Interlíngua em Olhos D’água, de Conceição Evaristo

Bárbara Fragalle
5 min readDec 2, 2020

--

Editora Pallas / Conceição Evaristo

Quando falamos de literatura brasileira contemporânea Conceição Evaristo é um nome importante. A escritora, que é doutora na de área Literatura, é a segunda de 9 irmãos, nasceu em uma família pobre e viveu em uma comunidade na zona sul de Belo Horizonte. Sua escrita, marcada por essas vivências, chama o tempo todo para essa origem e sensibiliza o leitor sem que haja sentimentalismos ou idealizações. É verdade, dor e lembrança, é vulnerabilidade, pluralidade e universalidade ao mesmo tempo.

Em seu livro de contos, Olhos D’água, o foco está na população afro-brasileira marginalizada, que convive com a violência, a pobreza e a descriminação de gênero, raça e classe do dia a dia na cidade. Publicado pela Editora Pallas em 2014, Olhos D’água apresenta a realidade de vários personagens, em sua maioria mães, esposas, filhas, avós — pessoas reais, com lutas e dores reais.

A partir do conceito de Maingueneau sobre o primado do interdiscurso (1984, 2005), é possível afirmar que discursos são constituídos a partir da colisão de discursos outros (em concordância, discordância, em choque…), o que leva a refletir sobre como um enunciado nasce dessa relação entre mais de uma prática linguageira, que constitui, sobretudo, uma imagem de quem enuncia, seu ethos discursivo (MAINGUENEAU, 2008). Sendo assim, a língua não é exterior e posterior à formulação de um algo a dizer: ela é constitutiva da formulação dos dizeres(SALGADO, 2010).
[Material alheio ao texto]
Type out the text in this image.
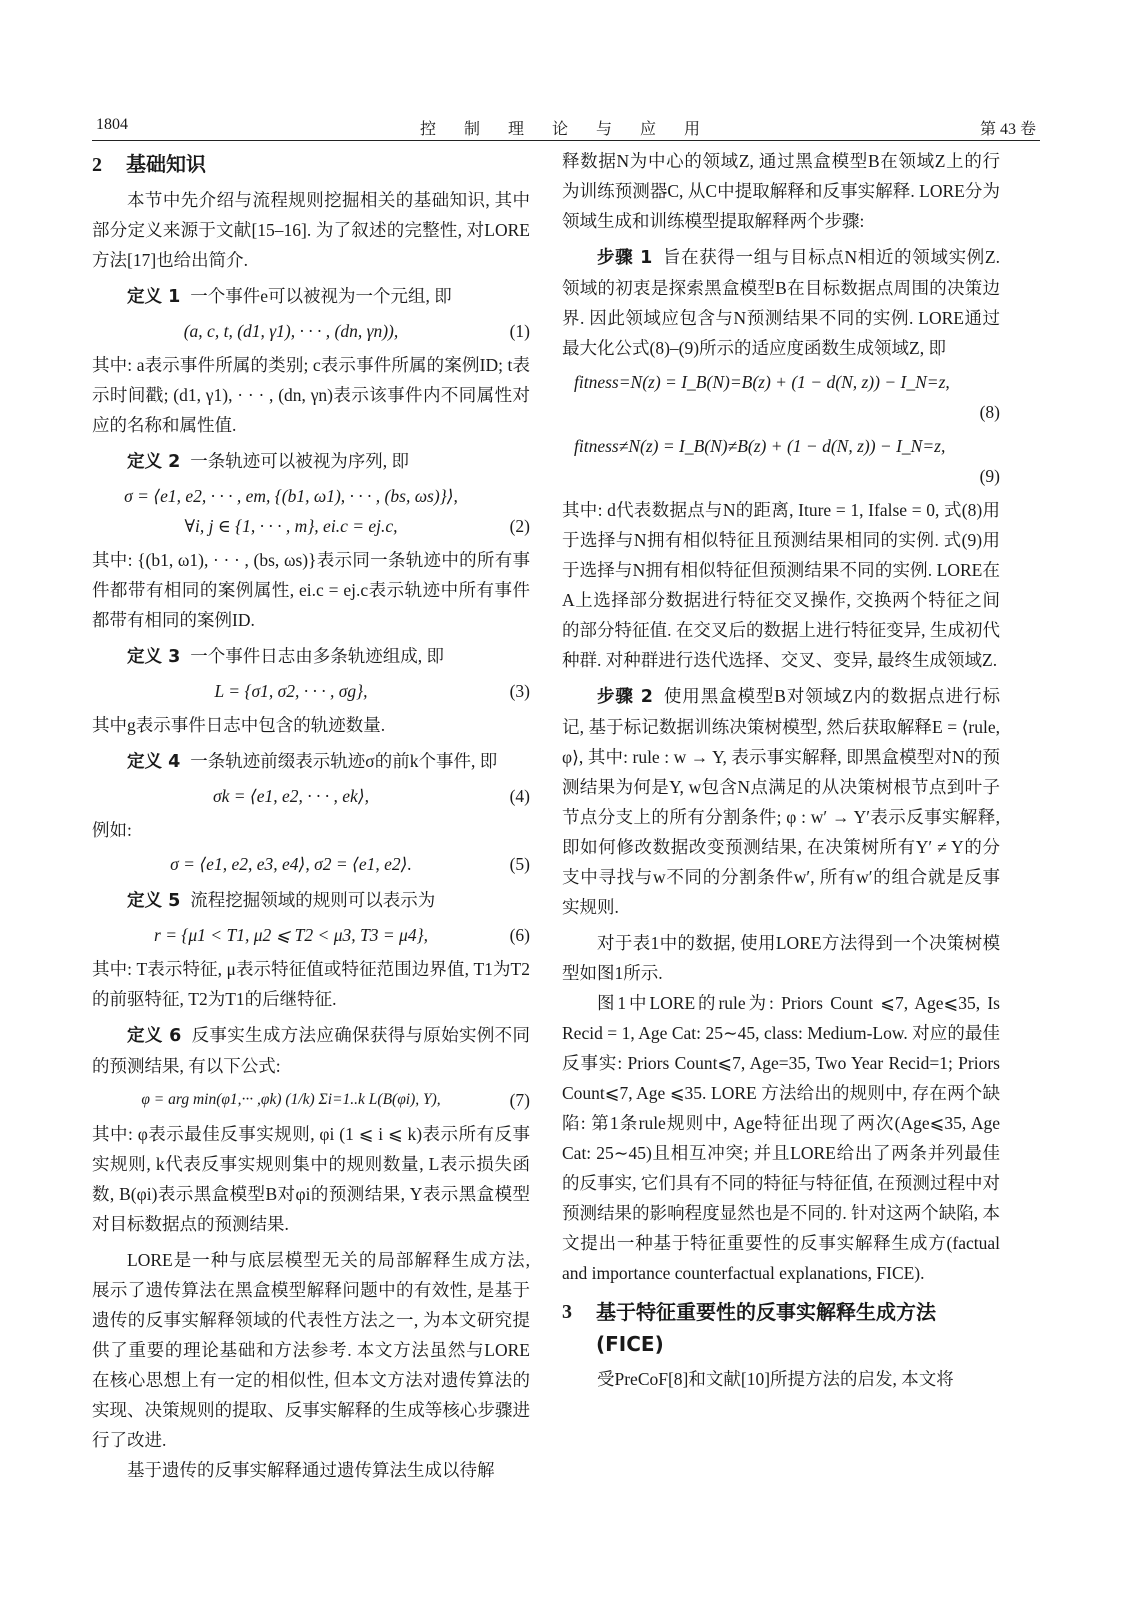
1804	控 制 理 论 与 应 用	第 43 卷
2 基础知识

本节中先介绍与流程规则挖掘相关的基础知识, 其中部分定义来源于文献[15–16]. 为了叙述的完整性, 对LORE方法[17]也给出简介.

定义 1 一个事件e可以被视为一个元组, 即

(a, c, t, (d1, γ1), · · · , (dn, γn)),	(1)

其中: a表示事件所属的类别; c表示事件所属的案例ID; t表示时间戳; (d1, γ1), · · · , (dn, γn)表示该事件内不同属性对应的名称和属性值.

定义 2 一条轨迹可以被视为序列, 即

σ = ⟨e1, e2, · · · , em, {(b1, ω1), · · · , (bs, ωs)}⟩,
∀i, j ∈ {1, · · · , m}, ei.c = ej.c,	(2)

其中: {(b1, ω1), · · · , (bs, ωs)}表示同一条轨迹中的所有事件都带有相同的案例属性, ei.c = ej.c表示轨迹中所有事件都带有相同的案例ID.

定义 3 一个事件日志由多条轨迹组成, 即

L = {σ1, σ2, · · · , σg},	(3)

其中g表示事件日志中包含的轨迹数量.

定义 4 一条轨迹前缀表示轨迹σ的前k个事件, 即

σk = ⟨e1, e2, · · · , ek⟩,	(4)

例如:

σ = ⟨e1, e2, e3, e4⟩, σ2 = ⟨e1, e2⟩.	(5)

定义 5 流程挖掘领域的规则可以表示为

r = {μ1 < T1, μ2 ⩽ T2 < μ3, T3 = μ4},	(6)

其中: T表示特征, μ表示特征值或特征范围边界值, T1为T2的前驱特征, T2为T1的后继特征.

定义 6 反事实生成方法应确保获得与原始实例不同的预测结果, 有以下公式:

φ = arg min(φ1,··· ,φk) (1/k) Σi=1..k L(B(φi), Y),	(7)

其中: φ表示最佳反事实规则, φi (1 ⩽ i ⩽ k)表示所有反事实规则, k代表反事实规则集中的规则数量, L表示损失函数, B(φi)表示黑盒模型B对φi的预测结果, Y表示黑盒模型对目标数据点的预测结果.

LORE是一种与底层模型无关的局部解释生成方法, 展示了遗传算法在黑盒模型解释问题中的有效性, 是基于遗传的反事实解释领域的代表性方法之一, 为本文研究提供了重要的理论基础和方法参考. 本文方法虽然与LORE在核心思想上有一定的相似性, 但本文方法对遗传算法的实现、决策规则的提取、反事实解释的生成等核心步骤进行了改进.

基于遗传的反事实解释通过遗传算法生成以待解

释数据N为中心的领域Z, 通过黑盒模型B在领域Z上的行为训练预测器C, 从C中提取解释和反事实解释. LORE分为领域生成和训练模型提取解释两个步骤:

步骤 1 旨在获得一组与目标点N相近的领域实例Z. 领域的初衷是探索黑盒模型B在目标数据点周围的决策边界. 因此领域应包含与N预测结果不同的实例. LORE通过最大化公式(8)–(9)所示的适应度函数生成领域Z, 即

fitness=N(z) = I_B(N)=B(z) + (1 − d(N, z)) − I_N=z,
(8)
fitness≠N(z) = I_B(N)≠B(z) + (1 − d(N, z)) − I_N=z,
(9)

其中: d代表数据点与N的距离, Iture = 1, Ifalse = 0, 式(8)用于选择与N拥有相似特征且预测结果相同的实例. 式(9)用于选择与N拥有相似特征但预测结果不同的实例. LORE在A上选择部分数据进行特征交叉操作, 交换两个特征之间的部分特征值. 在交叉后的数据上进行特征变异, 生成初代种群. 对种群进行迭代选择、交叉、变异, 最终生成领域Z.

步骤 2 使用黑盒模型B对领域Z内的数据点进行标记, 基于标记数据训练决策树模型, 然后获取解释E = ⟨rule, φ⟩, 其中: rule : w → Y, 表示事实解释, 即黑盒模型对N的预测结果为何是Y, w包含N点满足的从决策树根节点到叶子节点分支上的所有分割条件; φ : w′ → Y′表示反事实解释, 即如何修改数据改变预测结果, 在决策树所有Y′ ≠ Y的分支中寻找与w不同的分割条件w′, 所有w′的组合就是反事实规则.

对于表1中的数据, 使用LORE方法得到一个决策树模型如图1所示.

图1中LORE的rule为: Priors Count ⩽7, Age⩽35, Is Recid = 1, Age Cat: 25∼45, class: Medium-Low. 对应的最佳反事实: Priors Count⩽7, Age=35, Two Year Recid=1; Priors Count⩽7, Age ⩽35. LORE 方法给出的规则中, 存在两个缺陷: 第1条rule规则中, Age特征出现了两次(Age⩽35, Age Cat: 25∼45)且相互冲突; 并且LORE给出了两条并列最佳的反事实, 它们具有不同的特征与特征值, 在预测过程中对预测结果的影响程度显然也是不同的. 针对这两个缺陷, 本文提出一种基于特征重要性的反事实解释生成方(factual and importance counterfactual explanations, FICE).

3	基于特征重要性的反事实解释生成方法(FICE)

受PreCoF[8]和文献[10]所提方法的启发, 本文将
A partir disso Maingueneau propõe a noção de Interlíngua (2002).

Com esse estudo, num olhar sobre o texto literário é possível identificar essa interação das línguas e de seus usos:

“em todo posicionamento, ao lado de investimentos em tais ou tais gêneros do interdiscurso, há também o investimento da interlíngua, por meio do qual uma obra se inscreve no espaço das práticas linguageiras e dos idiomas.” (MAINGUENEAU, 2002, s/p, apud SALGADO, 2010, s/p).

Um texto literário, portanto, constrói um enunciado que legitima sua forma de dizer por meio de sua própria constituição, tecida a partir de uma força numa totalidade que dialoga uma semântica global própria, num escavar de um “hiato irredutível com relação à língua materna” (MAINGUENEAU, 1995, p. 105, apud SALGADO, 2010, s/p) e também na relação que se fia com o leitor, a partir de suas vivências.

Na caracterização do texto literário como um discurso constituinte, que “configura-se como uma instância-limite, pois cria um mundo cujas fronteiras ele mesmo estabelece em seu curso, de modo que seja impossível dizer de onde ele vem.” (SALGADO, 2010), em Olhos D’água, a textualização da realidade de pobreza, violência e discriminação das populações afro-brasileiras marginalizadas, se constitui evocando uma posição num campo, que está no presente, mas que questiona o futuro e busca sempre o passado para se formar.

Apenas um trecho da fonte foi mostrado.